Она бросилась на пол и лежит, зарывшись лицом в диванные подушки, а волосы ее разметались в беспорядке. Но вдруг она вскакивает, носится по комнате, снова бросается на пол, мечется, стонет. Она охвачена невыразимым ужасом. Будь она и вправду убийцей, ужас ее не мог бы быть сильнее.

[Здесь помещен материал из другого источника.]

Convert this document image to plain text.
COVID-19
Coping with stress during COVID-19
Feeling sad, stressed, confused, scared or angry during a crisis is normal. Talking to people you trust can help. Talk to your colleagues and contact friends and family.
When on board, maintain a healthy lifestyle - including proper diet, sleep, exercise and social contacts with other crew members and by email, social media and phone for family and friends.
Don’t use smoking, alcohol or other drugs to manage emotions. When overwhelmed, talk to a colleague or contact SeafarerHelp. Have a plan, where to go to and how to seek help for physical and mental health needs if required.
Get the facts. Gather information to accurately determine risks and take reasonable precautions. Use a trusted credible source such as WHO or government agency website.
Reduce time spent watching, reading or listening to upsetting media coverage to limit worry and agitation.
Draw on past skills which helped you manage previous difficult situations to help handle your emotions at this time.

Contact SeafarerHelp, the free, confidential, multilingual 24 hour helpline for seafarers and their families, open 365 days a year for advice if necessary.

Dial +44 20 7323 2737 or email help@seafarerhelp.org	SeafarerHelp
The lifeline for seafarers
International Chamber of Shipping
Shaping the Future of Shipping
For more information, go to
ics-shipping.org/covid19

Ведь если б она действительно задумала совершить убийство и приняла хитроумнейшие предосторожности, ненавистный образ, несмотря на это, разросся бы в ее глазах до гигантских размеров и помешал бы ей предугадать неизбежные последствия преступления – но не успел бы он пасть ниц, как эти последствия хлынули бы на нее нежданным потоком, – как всегда бывает после убийства; и вот теперь она понимает, что когда он ее выслеживал, а она думала: «О, если бы смертельный удар поразил этого старика и убрал с моего пути!» – то эти мысли ей внушало желание уничтожить бесследно – развеять по всем ветрам – улики, собранные им против нее. Недаром она испытала недоброе облегчение, когда узнала о его смерти. Чем была его смерть, как не извлечением камня, замыкавшего гнетущий ее свод, а теперь свод рушится, рассыпаясь на тысячи обломков, и каждый из них давит и ранит ее!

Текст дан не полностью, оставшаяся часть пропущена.